In a Boston Globe article that was published today, I called for an immediate moratorium on the use of this pesticide and I’m not stopping there. I plan to introduce comprehensive legislation to protect our water, our kids, and ourselves from this toxic and permanent substance. But first let’s take a step back and understand what’s happening here.
PFAS chemicals are often called “forever chemicals,” since they do not break down in the environment, and can accumulate and stay in the human body. They have been linked to a variety of diseases, including suppressed immune function, thyroid disease, testicular and kidney disease, cancers, and liver damage. Over the past years we’ve discovered the wide-ranging use of PFAS in products such as artificial turf, restaurant take-out containers, cosmetics and dog toys.
But recently, tests done on the pesticide Anvil 10+10 by the advocacy group Public Employees for Environmental Responsibility, and confirmed by state officials, show levels of PFAS greatly exceeding state limits.
In 2019, the state sprayed almost 10,000 gallons of the Anvil 10+10 pesticide over 2 million acres, covering 100 cities and towns with a population of 1.5 million people. Many of these towns in Southeastern Mass found high levels of PFAS in their water supplies, despite not being near any obvious sources. Now we know a possible reason for their contamination. Meanwhile, the state is already spending tens of millions of dollars to clean up contaminated water sources throughout the state, including in Westfield, made toxic due to PFAS.
This makes no sense. We should not be spraying PFAS out of airplanes at the same time we’re spending millions to clean it up and working to ban it.

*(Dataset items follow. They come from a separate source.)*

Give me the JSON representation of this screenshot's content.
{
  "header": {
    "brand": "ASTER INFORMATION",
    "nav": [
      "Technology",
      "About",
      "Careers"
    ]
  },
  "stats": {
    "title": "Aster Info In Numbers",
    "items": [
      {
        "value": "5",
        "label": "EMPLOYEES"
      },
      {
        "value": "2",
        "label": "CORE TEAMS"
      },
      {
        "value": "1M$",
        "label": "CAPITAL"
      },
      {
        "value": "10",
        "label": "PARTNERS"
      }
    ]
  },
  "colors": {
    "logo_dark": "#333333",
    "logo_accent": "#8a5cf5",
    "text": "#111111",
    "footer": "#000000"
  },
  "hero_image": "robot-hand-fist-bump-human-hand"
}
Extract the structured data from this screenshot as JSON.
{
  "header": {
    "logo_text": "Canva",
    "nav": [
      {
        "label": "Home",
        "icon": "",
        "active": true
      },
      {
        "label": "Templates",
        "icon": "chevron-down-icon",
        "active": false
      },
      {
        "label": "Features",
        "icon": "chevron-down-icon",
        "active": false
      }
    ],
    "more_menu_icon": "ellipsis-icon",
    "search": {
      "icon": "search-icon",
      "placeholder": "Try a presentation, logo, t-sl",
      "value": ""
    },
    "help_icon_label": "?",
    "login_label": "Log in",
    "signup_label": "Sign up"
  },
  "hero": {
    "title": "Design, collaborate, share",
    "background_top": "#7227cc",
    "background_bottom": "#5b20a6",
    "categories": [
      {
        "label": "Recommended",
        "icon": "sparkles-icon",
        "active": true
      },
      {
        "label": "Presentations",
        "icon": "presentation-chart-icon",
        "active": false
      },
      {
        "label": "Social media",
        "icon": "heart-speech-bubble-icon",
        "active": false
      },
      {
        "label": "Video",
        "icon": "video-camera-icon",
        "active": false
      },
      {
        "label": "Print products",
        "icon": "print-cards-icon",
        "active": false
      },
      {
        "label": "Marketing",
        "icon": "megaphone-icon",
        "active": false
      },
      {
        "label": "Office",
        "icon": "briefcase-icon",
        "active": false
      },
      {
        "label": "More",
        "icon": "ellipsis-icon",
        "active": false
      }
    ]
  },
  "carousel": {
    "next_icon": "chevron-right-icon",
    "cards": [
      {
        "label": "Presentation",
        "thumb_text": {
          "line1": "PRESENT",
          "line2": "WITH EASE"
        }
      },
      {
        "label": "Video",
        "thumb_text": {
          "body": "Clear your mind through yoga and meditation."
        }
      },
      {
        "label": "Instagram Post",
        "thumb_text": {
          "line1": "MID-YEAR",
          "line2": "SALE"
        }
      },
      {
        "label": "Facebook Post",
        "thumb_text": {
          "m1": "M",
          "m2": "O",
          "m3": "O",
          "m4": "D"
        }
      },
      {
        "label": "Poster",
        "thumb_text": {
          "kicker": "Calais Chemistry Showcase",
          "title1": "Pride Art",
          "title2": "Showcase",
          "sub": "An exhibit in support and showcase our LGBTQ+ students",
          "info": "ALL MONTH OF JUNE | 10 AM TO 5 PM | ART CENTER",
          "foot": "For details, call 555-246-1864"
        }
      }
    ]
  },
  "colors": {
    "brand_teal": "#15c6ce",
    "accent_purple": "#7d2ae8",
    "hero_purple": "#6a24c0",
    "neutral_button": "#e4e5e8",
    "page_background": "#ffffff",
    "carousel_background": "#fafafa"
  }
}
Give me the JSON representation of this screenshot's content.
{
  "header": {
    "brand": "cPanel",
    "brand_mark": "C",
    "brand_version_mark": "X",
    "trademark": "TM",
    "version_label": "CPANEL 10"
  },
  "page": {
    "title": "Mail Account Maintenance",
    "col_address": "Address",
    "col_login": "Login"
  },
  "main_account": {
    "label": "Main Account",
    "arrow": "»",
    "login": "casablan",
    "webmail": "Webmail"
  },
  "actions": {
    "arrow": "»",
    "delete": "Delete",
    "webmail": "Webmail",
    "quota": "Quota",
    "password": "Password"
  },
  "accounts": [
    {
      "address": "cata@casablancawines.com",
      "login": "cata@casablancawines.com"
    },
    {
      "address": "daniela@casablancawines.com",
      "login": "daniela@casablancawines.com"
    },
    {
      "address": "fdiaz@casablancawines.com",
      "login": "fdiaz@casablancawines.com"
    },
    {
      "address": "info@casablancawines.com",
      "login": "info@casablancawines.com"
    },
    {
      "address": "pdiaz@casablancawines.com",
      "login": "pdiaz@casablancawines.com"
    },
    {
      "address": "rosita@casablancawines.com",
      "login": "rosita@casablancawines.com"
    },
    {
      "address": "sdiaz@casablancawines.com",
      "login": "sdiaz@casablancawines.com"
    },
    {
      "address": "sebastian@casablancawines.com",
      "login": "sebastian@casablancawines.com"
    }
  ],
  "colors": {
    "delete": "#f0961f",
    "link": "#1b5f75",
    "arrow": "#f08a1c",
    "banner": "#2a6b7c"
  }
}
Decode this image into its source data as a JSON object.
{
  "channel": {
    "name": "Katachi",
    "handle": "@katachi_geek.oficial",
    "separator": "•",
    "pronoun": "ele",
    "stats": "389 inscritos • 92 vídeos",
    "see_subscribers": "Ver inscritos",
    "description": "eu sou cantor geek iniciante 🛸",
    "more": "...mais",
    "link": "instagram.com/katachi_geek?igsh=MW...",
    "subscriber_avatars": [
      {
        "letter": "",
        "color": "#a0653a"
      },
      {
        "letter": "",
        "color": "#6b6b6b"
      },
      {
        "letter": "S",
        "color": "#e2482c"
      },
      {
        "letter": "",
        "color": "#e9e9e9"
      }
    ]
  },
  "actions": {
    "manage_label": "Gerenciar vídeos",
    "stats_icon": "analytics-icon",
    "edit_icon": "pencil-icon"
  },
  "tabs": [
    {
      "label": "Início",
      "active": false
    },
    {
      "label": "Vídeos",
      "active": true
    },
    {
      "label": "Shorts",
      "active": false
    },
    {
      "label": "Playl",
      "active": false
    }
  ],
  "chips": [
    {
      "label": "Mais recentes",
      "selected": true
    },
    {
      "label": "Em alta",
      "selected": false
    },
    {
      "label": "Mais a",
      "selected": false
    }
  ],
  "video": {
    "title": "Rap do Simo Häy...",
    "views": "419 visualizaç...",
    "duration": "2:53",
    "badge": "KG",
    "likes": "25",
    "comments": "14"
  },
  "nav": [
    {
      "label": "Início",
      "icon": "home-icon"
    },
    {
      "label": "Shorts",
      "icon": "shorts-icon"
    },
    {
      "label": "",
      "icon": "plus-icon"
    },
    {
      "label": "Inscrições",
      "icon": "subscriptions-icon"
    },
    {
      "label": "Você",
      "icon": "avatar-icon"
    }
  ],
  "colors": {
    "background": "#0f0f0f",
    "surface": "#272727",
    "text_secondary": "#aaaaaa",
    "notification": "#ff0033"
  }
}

Bolstered by staunch advocates and local officials, I have been helping to lead efforts to scale back the general use of mosquito pesticides in Massachusetts and advance other more useful processes. Last year, Governor Baker filed a bill that would remove all restraints on the aerial spraying of pesticides. The bill was sent to the Public Health Committee that I co-chair, where we rewrote it and added significant new protections, including the right of cities and towns to opt-out of spraying and a Mosquito Control for the 21st Century Task Force, which will propose permanent reform to the state’s system of mosquito control. You can read the bill we approved, as signed into law, here. I want to especially thank the Senate President for her commitment and vision to finding the best path forward to protect public health.
I am also working on comprehensive legislation to ban PFAS in pesticides, as well as food containers, toys, cosmetics, and many other products. The bill will be introduced in January at the start of the next session.
As I said in the Globe, this news is a wake-up call for all of us to demand more protection from exposure to dangerous products and chemicals. Only strong regulations and effective enforcement can protect our environment and push back against these assaults on our health and safety.